1. hüznün henüz çocuklara ulaşmadığı zamanlarda,
    agora ismindeki ülkede genç bir prens varmış.
    agora'nın griye boyanmış göğü altında,
    kasvetle doldurururmuş ciğerlerini.
    öylesine kopukmuş ki hayattan,
    yağmurdan sonraki toprak kokusu bile mutlu etmiyormuş onu.
    bir gün yine gri göğü izlerken,
    bulutların arasından mavi bir ışığın ona doğru süzüldüğünü görmüş.
    heyecanlanmış tabi ister istemez.
    griye hapis yaşayanlar bilmezmiş mavinin güzelliğini.
    ardından bir ayna alıp, ışığın süzüldüğü yere bir tutam gri yollamış.
    bu kez mavi daha güzel bir parıltıyla karşılık vermiş kendisine.
    prens mutlu olduğunu hissetmeye başlamış.
    her sabah gözünü açtığında göğe bakıyor,
    mavi pırıltı orada mı diye meraklamıyormuş.
    griyi katledip orada olmaya devam eden maviyi gördükçe açık oluyormuş sebebine.
    bir gün yine gri yollamak için aynasını eline aldığında,
    aynada kendisini değil mavinin sebebini görmüş.
    hayatı boyunca gördüğü en güzel şey varmış karşısında.
    masumiyetin timsali olabilecek kadar beyaz tenli,
    aşkı somutlaştırabilecek kadar iri ve kömür gözlü,
    rüzgarların bile dokunmaya kıyamayacağı narin saçlara sahip bir kız varmış aynada.
    öylesine güzelmiş ki,
    prens hapsetmek istemiş onu kaburgasının en soluna.
    aynadaki kız standl prensesiymiş aslında.
    bir derdi varmış üstelik.
    tüm hayatı boyunca kısıtlamalardan inşa edilmiş,
    bir kulede yaşamak zorundaymış.
    asla özgür olamamış ne kadar istese de.
    ne kuleden ayrılabilmiş,
    ne de üstündeki siyah elbisesinden kurtulabilmiş.
    derken o da tıpkı prens gibi gökyüzündeki griyi farketmiş.
    biraz özgür hissettirdiği için,
    biraz da bu kuleden kurtulmak istediği için griye sarılmış.
    biraz zaman geçtikten sonra da aşık olmuş agora prensine.
    tabi prenste ona.
    ama gün geçtikçe prenses üzülüyor,
    üzüldükçe de mavisinden yitiriyormuş.
    agora prensi dayanamayıp hüznünün sebebini sormuş.
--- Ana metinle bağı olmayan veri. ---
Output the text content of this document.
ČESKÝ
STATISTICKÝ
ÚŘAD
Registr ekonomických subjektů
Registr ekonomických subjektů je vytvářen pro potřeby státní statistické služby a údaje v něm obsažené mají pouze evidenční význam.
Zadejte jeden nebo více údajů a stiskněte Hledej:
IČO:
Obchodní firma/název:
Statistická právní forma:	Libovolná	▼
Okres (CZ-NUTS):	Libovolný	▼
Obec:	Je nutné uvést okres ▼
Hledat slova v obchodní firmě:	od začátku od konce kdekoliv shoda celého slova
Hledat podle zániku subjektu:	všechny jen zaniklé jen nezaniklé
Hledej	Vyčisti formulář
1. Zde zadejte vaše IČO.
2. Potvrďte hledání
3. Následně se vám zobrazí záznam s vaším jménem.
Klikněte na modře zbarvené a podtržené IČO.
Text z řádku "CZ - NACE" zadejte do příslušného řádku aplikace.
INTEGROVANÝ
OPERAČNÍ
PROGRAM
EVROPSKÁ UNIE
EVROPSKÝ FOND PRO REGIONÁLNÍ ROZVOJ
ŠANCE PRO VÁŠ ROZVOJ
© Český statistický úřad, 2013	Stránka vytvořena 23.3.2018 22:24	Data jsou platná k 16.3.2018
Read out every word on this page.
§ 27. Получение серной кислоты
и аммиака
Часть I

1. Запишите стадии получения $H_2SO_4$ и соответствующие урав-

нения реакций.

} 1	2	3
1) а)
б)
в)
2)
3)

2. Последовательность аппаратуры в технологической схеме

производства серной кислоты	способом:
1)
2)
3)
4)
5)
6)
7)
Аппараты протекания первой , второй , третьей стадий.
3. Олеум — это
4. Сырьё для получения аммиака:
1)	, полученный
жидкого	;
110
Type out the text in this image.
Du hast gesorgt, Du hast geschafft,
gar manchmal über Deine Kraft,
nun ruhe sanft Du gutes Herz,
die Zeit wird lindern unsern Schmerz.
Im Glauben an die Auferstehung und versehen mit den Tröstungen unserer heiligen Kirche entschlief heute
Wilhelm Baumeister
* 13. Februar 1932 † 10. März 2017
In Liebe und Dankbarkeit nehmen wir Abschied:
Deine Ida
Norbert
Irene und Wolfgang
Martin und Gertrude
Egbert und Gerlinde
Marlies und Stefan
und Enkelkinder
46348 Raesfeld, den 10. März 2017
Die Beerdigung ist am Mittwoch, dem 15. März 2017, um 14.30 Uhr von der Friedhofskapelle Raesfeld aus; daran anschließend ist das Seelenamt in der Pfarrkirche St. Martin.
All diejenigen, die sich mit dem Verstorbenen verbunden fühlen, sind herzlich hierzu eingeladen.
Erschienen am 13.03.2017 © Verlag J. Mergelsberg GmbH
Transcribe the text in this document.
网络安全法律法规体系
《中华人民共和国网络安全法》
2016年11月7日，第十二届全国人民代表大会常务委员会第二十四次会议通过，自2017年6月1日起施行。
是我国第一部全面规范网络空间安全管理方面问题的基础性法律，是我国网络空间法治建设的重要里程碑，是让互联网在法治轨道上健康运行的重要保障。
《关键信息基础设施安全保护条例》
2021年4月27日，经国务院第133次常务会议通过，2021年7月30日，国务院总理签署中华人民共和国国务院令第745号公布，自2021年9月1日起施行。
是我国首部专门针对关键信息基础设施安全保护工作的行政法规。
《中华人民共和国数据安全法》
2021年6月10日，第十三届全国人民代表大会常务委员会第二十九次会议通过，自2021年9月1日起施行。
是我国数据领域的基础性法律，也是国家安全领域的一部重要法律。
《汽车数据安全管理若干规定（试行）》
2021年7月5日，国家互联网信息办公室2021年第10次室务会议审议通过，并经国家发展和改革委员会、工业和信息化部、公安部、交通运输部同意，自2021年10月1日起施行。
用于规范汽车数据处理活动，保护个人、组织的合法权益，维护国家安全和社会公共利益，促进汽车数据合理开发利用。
    çünkü katlanamıyormuş onun böyle olmasına.
    prensesin derdi şuymuş;
    muhafazarlığın aşırılaşmış halinin somutlaştığı bir annesi varmış.
    öylesine baskı yapıyormuş ki prensese,
    artık intihar etmeyi bile düşünür hale gelmiş prenses.
    prensin ise içi içini yiyormuş.
    içinde bulunduğu durumdan çekip kurtarmak istiyormuş prensesi.
    her gün bunu nasıl çözerim diye düşünüyor,
    ama hiçbir çözüm bulamıyormuş.
    derken yaşadıkları dünyayı ejderhalar ele geçirmeye çalışmış.
    aslında ejderha diye bir şey yokmuş.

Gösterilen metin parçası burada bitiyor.